The first three levels of Martuscello’s  core exercise classification system appear to contravene the established overload training principle  when applied to an athletic population. Traditional low load core exercises, minimal range or isometric core stability exercises and ball/device exercises are all characterised by low force, low velocity and restricted range of movement. Hence, these do not represent training overload in preparation for activities that characterise most sports and athletic events. Researchers have begun to investigate trunk muscle activation in a number of dynamic, loaded free weight exercises to determine their suitability for the development of dynamic trunk strength and stability [29,30,31,32,33,34,35,36,37]. Surface electromyography methodology shows there is good evidence that loaded exercises performed in a standing position are an effective method of overloading the trunk stabilization system in a dynamic manner.

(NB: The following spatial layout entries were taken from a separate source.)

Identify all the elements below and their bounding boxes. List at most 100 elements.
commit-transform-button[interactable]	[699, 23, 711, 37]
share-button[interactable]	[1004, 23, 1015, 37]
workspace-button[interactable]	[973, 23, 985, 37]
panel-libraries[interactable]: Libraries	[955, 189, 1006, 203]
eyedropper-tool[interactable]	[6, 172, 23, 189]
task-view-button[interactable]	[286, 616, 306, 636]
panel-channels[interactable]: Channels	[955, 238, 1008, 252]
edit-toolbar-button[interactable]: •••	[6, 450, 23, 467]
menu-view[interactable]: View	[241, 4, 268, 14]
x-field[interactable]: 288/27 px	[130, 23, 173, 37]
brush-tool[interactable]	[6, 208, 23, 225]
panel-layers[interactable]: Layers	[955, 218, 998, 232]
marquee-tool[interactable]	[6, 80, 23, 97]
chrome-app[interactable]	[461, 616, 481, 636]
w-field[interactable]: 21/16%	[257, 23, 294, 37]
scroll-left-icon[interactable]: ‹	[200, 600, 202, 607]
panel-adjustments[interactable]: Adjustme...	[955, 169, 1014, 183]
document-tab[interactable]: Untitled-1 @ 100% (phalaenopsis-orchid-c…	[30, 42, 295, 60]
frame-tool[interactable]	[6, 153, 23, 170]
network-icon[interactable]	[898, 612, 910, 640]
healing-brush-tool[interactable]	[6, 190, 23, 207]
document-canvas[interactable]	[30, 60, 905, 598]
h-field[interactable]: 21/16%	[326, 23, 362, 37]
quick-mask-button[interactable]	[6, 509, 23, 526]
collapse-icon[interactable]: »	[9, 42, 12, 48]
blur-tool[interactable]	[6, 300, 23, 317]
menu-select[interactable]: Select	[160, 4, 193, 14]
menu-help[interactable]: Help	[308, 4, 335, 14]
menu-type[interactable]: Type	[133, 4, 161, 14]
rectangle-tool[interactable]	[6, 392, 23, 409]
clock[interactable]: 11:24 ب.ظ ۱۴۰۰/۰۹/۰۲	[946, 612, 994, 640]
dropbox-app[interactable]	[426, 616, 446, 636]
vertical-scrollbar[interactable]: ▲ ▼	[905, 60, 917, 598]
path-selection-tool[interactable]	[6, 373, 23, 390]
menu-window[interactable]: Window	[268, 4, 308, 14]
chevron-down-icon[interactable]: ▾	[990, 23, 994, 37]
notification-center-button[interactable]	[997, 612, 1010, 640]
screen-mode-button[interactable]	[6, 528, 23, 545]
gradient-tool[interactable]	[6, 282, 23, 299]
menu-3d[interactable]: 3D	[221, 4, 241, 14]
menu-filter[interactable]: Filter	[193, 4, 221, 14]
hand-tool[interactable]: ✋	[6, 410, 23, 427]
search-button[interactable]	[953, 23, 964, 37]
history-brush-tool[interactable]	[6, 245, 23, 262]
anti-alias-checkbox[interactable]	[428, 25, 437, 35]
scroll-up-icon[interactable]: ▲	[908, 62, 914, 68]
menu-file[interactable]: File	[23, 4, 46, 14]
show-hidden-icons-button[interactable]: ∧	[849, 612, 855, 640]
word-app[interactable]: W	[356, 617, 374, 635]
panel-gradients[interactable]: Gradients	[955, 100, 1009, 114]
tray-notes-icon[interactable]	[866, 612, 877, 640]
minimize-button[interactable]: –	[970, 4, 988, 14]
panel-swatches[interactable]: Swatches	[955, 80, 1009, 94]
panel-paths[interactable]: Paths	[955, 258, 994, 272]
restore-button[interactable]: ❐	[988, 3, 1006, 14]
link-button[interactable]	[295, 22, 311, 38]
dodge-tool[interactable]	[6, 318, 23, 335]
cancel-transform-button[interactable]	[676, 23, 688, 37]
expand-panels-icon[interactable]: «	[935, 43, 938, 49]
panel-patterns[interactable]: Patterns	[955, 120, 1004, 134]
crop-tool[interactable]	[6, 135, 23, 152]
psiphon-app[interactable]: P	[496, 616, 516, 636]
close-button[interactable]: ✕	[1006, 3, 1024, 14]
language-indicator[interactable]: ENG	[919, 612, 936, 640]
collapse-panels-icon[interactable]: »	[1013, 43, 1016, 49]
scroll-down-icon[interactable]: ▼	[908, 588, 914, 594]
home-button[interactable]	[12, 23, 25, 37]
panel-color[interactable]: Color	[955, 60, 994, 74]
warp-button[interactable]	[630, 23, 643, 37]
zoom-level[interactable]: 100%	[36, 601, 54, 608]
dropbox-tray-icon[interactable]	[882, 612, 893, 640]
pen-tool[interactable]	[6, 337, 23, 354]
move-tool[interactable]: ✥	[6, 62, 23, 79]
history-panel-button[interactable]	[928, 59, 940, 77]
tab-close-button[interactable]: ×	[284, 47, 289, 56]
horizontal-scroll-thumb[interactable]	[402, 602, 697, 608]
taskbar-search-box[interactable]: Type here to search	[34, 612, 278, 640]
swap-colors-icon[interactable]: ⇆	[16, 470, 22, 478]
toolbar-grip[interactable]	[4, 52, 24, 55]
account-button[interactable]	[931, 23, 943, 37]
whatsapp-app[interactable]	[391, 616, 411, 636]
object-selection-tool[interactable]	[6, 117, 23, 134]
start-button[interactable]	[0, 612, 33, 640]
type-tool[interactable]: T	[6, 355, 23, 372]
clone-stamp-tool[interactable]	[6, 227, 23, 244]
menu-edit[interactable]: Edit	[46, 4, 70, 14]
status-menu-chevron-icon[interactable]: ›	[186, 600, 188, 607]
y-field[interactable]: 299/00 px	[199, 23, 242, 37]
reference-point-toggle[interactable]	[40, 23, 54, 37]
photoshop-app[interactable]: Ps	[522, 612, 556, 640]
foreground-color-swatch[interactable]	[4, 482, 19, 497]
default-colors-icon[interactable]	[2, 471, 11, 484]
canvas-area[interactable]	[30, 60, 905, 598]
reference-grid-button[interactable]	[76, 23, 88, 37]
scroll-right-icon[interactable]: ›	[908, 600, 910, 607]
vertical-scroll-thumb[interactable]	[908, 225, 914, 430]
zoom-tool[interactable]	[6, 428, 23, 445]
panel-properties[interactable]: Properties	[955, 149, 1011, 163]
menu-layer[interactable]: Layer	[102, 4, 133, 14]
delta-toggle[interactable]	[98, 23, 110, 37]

While several reviewers recognise this development [6, 7, 14], it is best summarised by Wirth et al. (2016), ‘… we recommend the use of classical strength-training exercises as these provide the necessary stimuli to induce the desired adaptations.’
The flawed foundations of CST for dynamic athletic performance have been exposed in the scientific literature. Research is underway to better understand the most effective training methods for the development of trunk stability. The aim of this survey is to assess the current perspectives of CST in the applied sports setting to determine how well scientific literature informs these opinions. Our hypothesis is that opinions of those who work and participate in sport will reflect scientific debate on key core stability training topics.